Discrete Dynamic Programming

Author

Pablo Winant

Markov Chains

A worker’s employment dynamics obey the stochastic matrix

\[P = \begin{bmatrix} 1-\alpha & \alpha \\ \beta & 1-\beta \end{bmatrix}\]

\[P = \begin{bmatrix} 1-\alpha & ... \\ \beta & ... \end{bmatrix}\]

with \(\alpha\in(0,1)\) and \(\beta\in (0,1)\). First line corresponds to employment, second line to unemployment.

Which is the stationary equilibrium? (choose any value for \(\alpha\) and \(\beta\))

In the long run, what will the the fraction \(p\) of time spent unemployed? (Denote by \(X_m\) the fraction of dates were one is unemployed)

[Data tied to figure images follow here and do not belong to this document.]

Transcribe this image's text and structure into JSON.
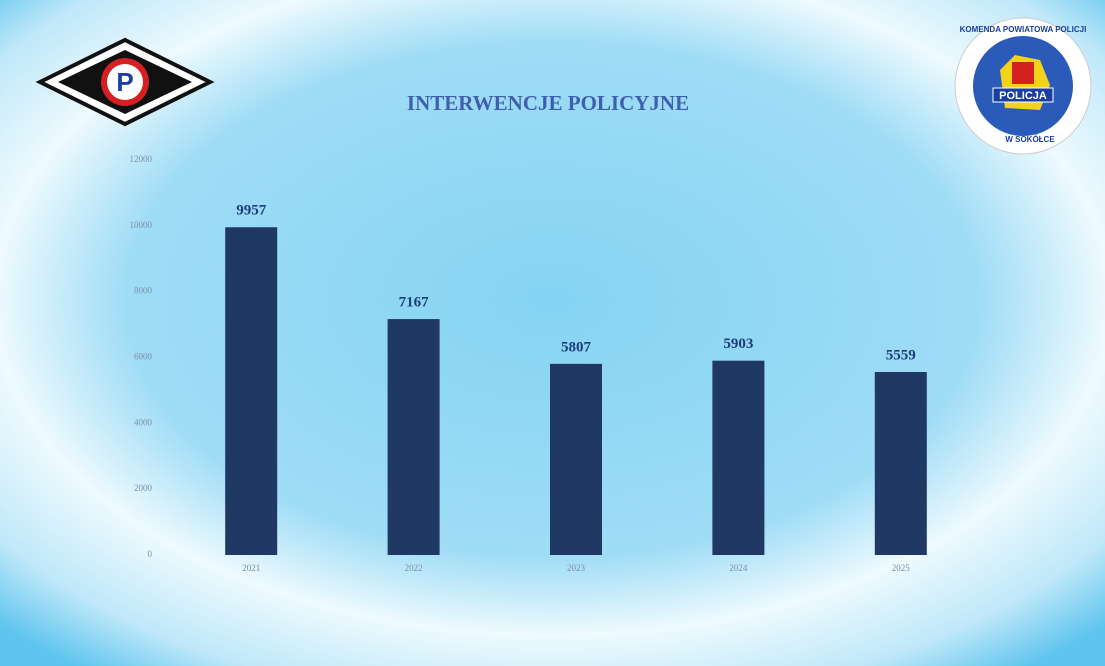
{
  "logos": {
    "left": "P",
    "right": [
      "KOMENDA POWIATOWA POLICJI",
      "POLICJA",
      "W SOKÓŁCE"
    ]
  },
  "chart_data": {
    "type": "bar",
    "title": "INTERWENCJE POLICYJNE",
    "categories": [
      "2021",
      "2022",
      "2023",
      "2024",
      "2025"
    ],
    "values": [
      9957,
      7167,
      5807,
      5903,
      5559
    ],
    "color": "#1f3864",
    "ylim": [
      0,
      12000
    ],
    "yticks": [
      0,
      2000,
      4000,
      6000,
      8000,
      10000,
      12000
    ],
    "grid": false
  }
}
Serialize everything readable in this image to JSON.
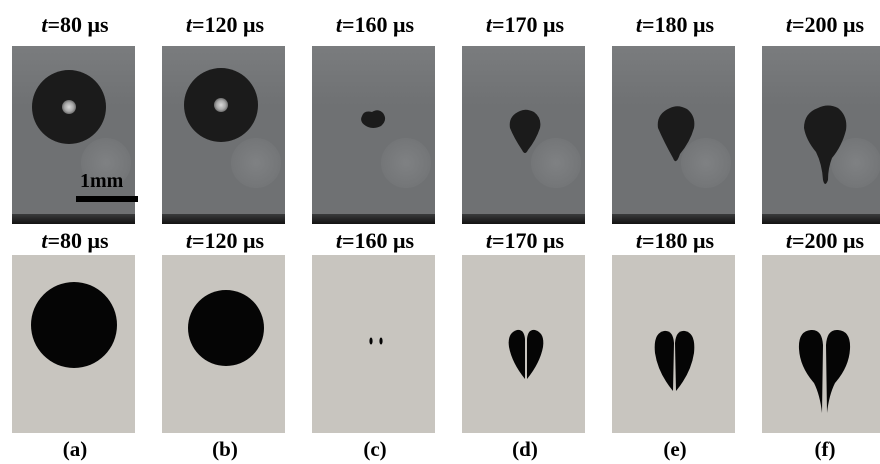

Illustrate this convergence by generating a simulated series of length 10000 starting at \(X_0=1\). Plot \(X_m-p\) against \(m\). (Take \(\alpha=\beta=0.1\)).

Basic Asset Pricing model

A financial asset yields dividend \((x_t)\), which follows an AR1. It is evaluated using the stochastic discount factor: \(\rho_{0,t} = \beta^t \exp(y_t)\) where \(\beta<1\) and \(y_t\) is an \(AR1\). The price of the asset is given by \(p_0 = \sum_{t\geq 0} \rho_{0,t} U(x_t)\) where \(U(u)=\exp(u)^{0.5}/{0.5}\). Our goal is to find the pricing function \(p(x,y)\), which yields the price of the asset in any state.

Write down the recursive equation which must be satisfied by \(p\).

\[p_t = U(x_t) + \beta E_t \left[ \frac{e^{y_{t+1}}}{e^{y_t}} p_{t+1} \right]\]

Compute the ergodic distribution of \(x\) and \(y\).

Discretize processes \((x_t)\) and \((y_t)\) using 2 states each. How would you represent the unknown \(p()\)?

Solve for \(p()\) using successive approximations

Solve for \(p()\) by solving a linear system (homework)

Asset replacement (from Compecon)

At the beginning of each year, a manufacturer must decide whether to continue to operate an aging physical asset or replace it with a new one.

An asset that is \(a\) years old yields a profit contribution \(p(a)\) up to \(n\) years, at which point, the asset becomes unsafe and must be replaced by law.

The cost of a new asset is \(c\). What replacement policy maximizes profits?

Calibration: profit \(p(a)=50-2.5a-2.5a^2\). Maximum asset age: 5 years. Asset replacement cost: 75, annual discount factor \(\delta=0.9\).

p(a) = 50-2.5a-2.5a^2
p (generic function with 1 method)
using Plots
plot( [p(i) for i=0:5])

Define kind of problem, the state space, the actions, the reward function, and the Bellman updating equation

kind of problem: - discrete/finite state and actions space - infinite horizon - discrete dynamic programming problem (d.m.d.p.)

  • state-space: asset age \(a\in[0,1,2,3,4,5]\)
  • actions: \(x(a)\) keep/replace (\(\text{replace} in false/true\) if a<5)

Bellman updating equation:

\[ V(a) ← p(a) + \delta \begin{cases} V(0) - c \ \text{if x(a)=true} \\ V(a+1) \text{if x(a)=false} \\ V(0)-c \text{if a=5}\end{cases} \]

Solve the problem using Value Function Iteration

function bellman_step()

Solve the problem using Policy Iteration. Compare with VFI.